L’autorégulation et la capacité à générer sa propre éthique - modérateurs internes annoncés par les promoteurs et partisans de ce nouveau règne - n’ont pas été au rendez-vous. Ce ne sont pas les initiatives ni les « labels » qui manquent (responsabilité sociale d’entreprise, commerce équitable, économie sociale et solidaire …), mais ils ne pèsent pas lourd dans un système où la recherche du profit à court terme a fini par banaliser les petites combines et les grands scandales, financiers, sanitaires ou environnementaux. (...)

aujourd’hui, l’Etat, qui n’avait déjà plus le contrôle de la politique monétaire, a perdu sa liberté de manœuvre budgétaire en raison de la dégradation des finances publiques et s’est placé en situation de dépendance à l’égard des marchés financiers.

Que l’on veuille faire maigrir l’Etat (administrations centrales et collectivités territoriales) là où il fait de la mauvaise graisse, fort bien. Mais ne jetons pas le bébé avec l’eau du bain. Pour agir sur le modèle de société, pour réguler l’économie, nous avons besoin d’un Etat en capacité d’intervenir et donc en capacité budgétaire.

Le libre jeu des intérêts privés ne conduit pas à un optimum social. L’Etat a un rôle régulateur et planificateur à jouer. Il ne peut l’assumer que s’il dispose de ces degrés de liberté budgétaire. Pour autant, on ne peut évidemment pas s’installer dans le déficit chronique et la dette abyssale.
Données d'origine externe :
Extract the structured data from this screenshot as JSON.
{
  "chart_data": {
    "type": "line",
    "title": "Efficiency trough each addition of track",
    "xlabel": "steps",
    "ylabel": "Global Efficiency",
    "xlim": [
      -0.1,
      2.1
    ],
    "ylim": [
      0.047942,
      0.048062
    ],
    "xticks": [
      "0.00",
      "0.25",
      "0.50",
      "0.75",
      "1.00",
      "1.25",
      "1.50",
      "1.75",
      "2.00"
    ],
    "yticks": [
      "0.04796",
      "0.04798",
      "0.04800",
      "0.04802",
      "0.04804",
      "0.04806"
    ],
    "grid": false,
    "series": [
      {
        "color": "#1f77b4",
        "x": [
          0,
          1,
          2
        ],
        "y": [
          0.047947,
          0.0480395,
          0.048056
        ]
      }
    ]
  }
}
On ne pourra sortir de ce tissu de contraintes qu’en prenant des dispositions à la hauteur des difficultés du moment :
 revenir sur le principe d’indépendance de la banque centrale ;
 financer la nouvelle dette publique au meilleur taux auprès de la banque centrale et des ménages (selon l’INSEE, le taux d’épargne des ménages français, à 17 % du revenu en moyenne, n’a jamais été aussi élevé, étant précisé que 40 % des ménages n’ont pas la possibilité d’épargner) ;
 refinancer une part à définir de la « vieille » dette par une ligne de crédit à taux zéro, remboursable en cas de retour à meilleure fortune (excédents budgétaires) ;
 promouvoir un secteur bancaire public apte à relayer efficacement et loyalement les mesures de politique monétaire ;
 remettre en cause l’ouverture inconditionnelle des frontières européennes aux mouvements de marchandises et de capitaux ;
 comprendre enfin qu’un renforcement de l’Union européenne serait aussi une source d’efficacité budgétaire, grâce à la mutualisation des dépenses dans de nombreux domaines : défense, diplomatie, recherche et innovation, grands programmes d’infrastructure (énergie, transports et communications).

Détricoter l’écheveau ultralibéral que l’on a laissé se développer ne se fera évidemment pas sans difficultés, mais la fuite en avant en annonce aussi beaucoup, et de bien pires. Tant qu’à rencontrer des difficultés, autant que ce soit en poursuivant des objectifs que l’on a choisis plutôt qu’en se laissant porter par un flot dont on ne maîtrise pas le cours.